Cropland Mapping and Change Detection: Toward Zimbabwean Cropland Inventory

Accurate and spatially explicit cropland maps are crucial for many applications, which include sustainable crop monitoring, food security, and land and agriculture planning and management. Zimbabwe lacks reliable data on cropland extent of the old and new re-allocated areas for inventory purposes. Objectives of this paper are to map cropland utilizing: 1) automatic classification; 2) multi-classifier system (MCS); and 3) normalized difference vegetation index and bare-soil index (NDVI-BSI) thresholding and determine the spatiotemporal cropland changes. Change detection is implemented through a post-classification statistical method. The classified results are compared with SADC and ESA land cover products, GFSAD30AFCE cropland layer, and Google Earth imagery.
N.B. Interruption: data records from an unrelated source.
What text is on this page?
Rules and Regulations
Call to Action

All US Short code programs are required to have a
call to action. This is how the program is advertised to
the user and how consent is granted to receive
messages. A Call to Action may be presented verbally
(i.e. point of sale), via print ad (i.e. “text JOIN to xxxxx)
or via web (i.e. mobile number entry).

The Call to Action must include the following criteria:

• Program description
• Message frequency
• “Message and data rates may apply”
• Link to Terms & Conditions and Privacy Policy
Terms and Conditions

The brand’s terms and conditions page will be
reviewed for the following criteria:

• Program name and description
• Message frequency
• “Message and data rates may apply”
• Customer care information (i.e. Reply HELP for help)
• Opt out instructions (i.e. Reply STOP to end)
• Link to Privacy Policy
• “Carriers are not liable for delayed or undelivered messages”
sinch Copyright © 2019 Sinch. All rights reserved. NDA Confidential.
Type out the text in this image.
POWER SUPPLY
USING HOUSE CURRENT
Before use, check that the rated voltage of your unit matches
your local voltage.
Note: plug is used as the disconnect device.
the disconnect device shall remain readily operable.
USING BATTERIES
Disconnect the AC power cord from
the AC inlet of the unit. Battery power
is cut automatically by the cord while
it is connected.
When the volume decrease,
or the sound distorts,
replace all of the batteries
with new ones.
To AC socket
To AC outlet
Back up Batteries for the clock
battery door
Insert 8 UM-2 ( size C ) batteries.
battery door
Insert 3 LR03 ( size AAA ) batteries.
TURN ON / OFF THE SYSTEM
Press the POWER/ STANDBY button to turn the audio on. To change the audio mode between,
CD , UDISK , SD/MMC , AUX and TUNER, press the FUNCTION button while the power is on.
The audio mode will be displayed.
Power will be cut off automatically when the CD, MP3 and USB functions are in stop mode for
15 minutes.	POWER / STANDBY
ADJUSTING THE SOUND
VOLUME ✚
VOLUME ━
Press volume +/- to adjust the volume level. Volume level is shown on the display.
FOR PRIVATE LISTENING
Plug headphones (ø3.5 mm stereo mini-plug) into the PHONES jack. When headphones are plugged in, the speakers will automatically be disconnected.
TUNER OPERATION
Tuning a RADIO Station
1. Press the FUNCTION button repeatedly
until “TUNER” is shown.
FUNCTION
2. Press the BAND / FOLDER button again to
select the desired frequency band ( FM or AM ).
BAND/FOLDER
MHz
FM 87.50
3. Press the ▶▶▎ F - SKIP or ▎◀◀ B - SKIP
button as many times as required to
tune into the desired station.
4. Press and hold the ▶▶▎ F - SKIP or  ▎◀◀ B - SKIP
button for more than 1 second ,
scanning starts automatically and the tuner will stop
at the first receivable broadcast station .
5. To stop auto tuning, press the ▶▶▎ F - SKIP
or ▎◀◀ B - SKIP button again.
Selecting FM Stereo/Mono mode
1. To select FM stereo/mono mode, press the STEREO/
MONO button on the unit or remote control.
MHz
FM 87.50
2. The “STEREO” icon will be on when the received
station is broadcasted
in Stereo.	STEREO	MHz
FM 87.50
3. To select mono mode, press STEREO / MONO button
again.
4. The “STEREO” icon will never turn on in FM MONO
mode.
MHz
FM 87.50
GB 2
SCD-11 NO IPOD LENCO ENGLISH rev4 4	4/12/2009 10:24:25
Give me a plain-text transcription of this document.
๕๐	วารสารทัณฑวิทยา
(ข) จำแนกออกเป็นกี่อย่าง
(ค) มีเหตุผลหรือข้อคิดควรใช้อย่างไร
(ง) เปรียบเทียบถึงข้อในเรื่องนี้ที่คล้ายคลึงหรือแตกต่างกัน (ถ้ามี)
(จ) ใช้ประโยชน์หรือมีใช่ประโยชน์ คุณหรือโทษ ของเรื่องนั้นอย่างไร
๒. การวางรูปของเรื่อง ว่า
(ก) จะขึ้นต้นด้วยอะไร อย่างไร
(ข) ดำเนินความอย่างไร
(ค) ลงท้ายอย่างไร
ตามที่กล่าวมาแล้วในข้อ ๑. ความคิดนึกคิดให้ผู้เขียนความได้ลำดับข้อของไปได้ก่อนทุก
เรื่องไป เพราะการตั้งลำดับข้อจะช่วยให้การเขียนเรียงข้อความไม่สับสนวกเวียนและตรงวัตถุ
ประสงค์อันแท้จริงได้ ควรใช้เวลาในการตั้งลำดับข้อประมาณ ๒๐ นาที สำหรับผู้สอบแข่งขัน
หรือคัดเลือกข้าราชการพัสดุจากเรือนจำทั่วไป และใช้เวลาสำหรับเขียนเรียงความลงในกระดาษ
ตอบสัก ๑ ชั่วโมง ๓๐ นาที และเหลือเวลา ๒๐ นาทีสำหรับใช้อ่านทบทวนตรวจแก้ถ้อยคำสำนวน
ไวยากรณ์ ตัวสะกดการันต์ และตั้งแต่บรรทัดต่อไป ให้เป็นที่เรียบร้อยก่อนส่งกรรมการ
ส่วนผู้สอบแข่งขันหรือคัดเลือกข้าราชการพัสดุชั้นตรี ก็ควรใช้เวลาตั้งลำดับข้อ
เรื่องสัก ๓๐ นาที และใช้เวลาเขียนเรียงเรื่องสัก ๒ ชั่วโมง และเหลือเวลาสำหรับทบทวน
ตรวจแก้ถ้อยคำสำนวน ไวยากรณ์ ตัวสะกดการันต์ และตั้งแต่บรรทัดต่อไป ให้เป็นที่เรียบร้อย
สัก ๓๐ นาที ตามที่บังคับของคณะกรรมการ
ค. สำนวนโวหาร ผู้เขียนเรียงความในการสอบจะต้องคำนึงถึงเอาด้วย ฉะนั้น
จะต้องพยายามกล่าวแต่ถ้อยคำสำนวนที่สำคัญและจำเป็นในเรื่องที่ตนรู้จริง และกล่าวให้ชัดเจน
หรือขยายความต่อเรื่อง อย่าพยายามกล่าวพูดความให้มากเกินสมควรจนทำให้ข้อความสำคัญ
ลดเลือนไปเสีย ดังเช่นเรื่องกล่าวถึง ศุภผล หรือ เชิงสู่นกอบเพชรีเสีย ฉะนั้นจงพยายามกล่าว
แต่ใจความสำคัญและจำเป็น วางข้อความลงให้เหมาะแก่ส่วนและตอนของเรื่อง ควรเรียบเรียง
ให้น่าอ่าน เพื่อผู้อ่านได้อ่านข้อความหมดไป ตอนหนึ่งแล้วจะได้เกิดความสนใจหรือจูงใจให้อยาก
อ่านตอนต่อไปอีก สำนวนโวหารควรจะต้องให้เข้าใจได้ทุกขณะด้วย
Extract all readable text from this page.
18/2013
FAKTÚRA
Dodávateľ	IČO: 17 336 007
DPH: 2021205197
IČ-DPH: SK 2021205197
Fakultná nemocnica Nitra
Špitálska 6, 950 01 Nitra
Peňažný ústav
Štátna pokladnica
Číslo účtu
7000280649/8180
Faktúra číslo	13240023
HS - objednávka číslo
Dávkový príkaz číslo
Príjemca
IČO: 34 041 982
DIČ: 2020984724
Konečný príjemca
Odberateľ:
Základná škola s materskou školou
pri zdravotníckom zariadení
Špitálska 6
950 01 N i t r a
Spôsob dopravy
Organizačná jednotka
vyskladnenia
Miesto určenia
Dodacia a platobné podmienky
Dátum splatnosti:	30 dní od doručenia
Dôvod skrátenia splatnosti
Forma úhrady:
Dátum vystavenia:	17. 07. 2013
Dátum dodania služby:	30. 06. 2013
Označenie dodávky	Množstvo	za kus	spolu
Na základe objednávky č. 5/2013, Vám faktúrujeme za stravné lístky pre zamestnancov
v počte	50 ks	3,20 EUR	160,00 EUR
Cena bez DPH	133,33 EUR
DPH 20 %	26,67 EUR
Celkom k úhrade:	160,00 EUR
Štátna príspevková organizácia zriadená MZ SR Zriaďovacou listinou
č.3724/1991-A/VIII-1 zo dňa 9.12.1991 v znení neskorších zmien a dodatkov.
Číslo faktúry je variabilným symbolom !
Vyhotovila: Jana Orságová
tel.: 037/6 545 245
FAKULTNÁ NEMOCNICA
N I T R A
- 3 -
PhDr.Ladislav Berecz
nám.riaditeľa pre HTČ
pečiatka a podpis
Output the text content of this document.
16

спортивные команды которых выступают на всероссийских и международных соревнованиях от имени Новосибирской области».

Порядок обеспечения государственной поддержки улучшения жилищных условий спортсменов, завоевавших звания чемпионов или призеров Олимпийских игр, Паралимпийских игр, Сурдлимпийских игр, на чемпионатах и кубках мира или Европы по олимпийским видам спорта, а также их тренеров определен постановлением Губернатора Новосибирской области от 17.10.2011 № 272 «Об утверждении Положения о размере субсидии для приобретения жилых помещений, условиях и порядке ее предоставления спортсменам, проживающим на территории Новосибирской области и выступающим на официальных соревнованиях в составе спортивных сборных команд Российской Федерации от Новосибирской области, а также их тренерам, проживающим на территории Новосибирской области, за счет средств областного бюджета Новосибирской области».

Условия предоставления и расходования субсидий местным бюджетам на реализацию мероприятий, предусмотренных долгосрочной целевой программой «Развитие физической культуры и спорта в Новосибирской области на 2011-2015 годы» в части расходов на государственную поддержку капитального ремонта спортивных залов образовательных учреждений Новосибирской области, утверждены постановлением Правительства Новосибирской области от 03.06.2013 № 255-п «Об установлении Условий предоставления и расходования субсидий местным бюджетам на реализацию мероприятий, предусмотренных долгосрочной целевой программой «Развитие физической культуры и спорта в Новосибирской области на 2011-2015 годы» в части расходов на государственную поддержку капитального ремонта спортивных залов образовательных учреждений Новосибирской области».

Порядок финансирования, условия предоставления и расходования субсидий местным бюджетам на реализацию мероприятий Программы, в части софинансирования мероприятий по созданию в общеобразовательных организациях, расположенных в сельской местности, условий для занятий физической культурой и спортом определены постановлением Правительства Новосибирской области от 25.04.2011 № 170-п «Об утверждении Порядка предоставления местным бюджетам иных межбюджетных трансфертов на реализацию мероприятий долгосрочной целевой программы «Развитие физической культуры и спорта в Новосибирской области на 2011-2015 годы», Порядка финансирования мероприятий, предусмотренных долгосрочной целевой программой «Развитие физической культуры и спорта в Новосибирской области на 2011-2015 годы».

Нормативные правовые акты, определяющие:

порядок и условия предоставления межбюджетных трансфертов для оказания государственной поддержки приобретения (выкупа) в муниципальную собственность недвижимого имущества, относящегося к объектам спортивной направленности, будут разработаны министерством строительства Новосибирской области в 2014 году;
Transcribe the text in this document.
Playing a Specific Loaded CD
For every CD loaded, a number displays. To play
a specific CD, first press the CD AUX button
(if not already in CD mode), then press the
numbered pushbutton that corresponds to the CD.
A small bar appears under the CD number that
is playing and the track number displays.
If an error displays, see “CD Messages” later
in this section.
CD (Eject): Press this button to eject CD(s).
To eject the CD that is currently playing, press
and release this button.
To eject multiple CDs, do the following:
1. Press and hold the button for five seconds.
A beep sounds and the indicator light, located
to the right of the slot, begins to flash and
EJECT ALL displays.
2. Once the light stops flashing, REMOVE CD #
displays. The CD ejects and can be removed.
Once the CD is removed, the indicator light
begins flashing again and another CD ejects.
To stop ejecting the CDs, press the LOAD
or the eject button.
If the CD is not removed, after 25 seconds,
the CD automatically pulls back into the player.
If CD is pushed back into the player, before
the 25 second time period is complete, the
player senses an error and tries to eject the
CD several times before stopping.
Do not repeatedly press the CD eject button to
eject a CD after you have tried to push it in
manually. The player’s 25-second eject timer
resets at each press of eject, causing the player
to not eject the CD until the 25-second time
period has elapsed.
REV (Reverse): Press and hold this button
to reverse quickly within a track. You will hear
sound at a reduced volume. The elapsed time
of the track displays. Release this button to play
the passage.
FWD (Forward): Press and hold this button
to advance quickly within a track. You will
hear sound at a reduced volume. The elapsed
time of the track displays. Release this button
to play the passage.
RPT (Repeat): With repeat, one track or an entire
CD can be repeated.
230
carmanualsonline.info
Results reveal that MCS and NDVI-BSI performed the best and achieved overall accuracies of 80.54% and 79.32% for 2013, and for 2018, they attained accuracies of 87.90% and 88.56%, respectively. Automated classification, MCS, and NDVI-BSI thresholding produced average cropland areas of 3416396, 10346778, and 9788833 Ha, respectively. Visual assessment observations show that NDVI-BSI thresholding outperformed the other two techniques. Comparing further the MCS and NDVI-BSI thresholding approaches’ results of total cropland areas of Zimbabwe’s ten provinces for the years 2013 and 2018, coefficients of determination of 0.8404 and 0.9619, respectively, are achieved. Change detection shows a general increase in the cropland area due to human activities despite the prolonged drought. However, we recommend further exploration of NDVI-BSI threshold values to derive cropland layers since the method is robust and can be automated easily and faster without inputting training data. We also recommend simulation of the changes in cropland areas using cellular automata and/or agent-based modeling.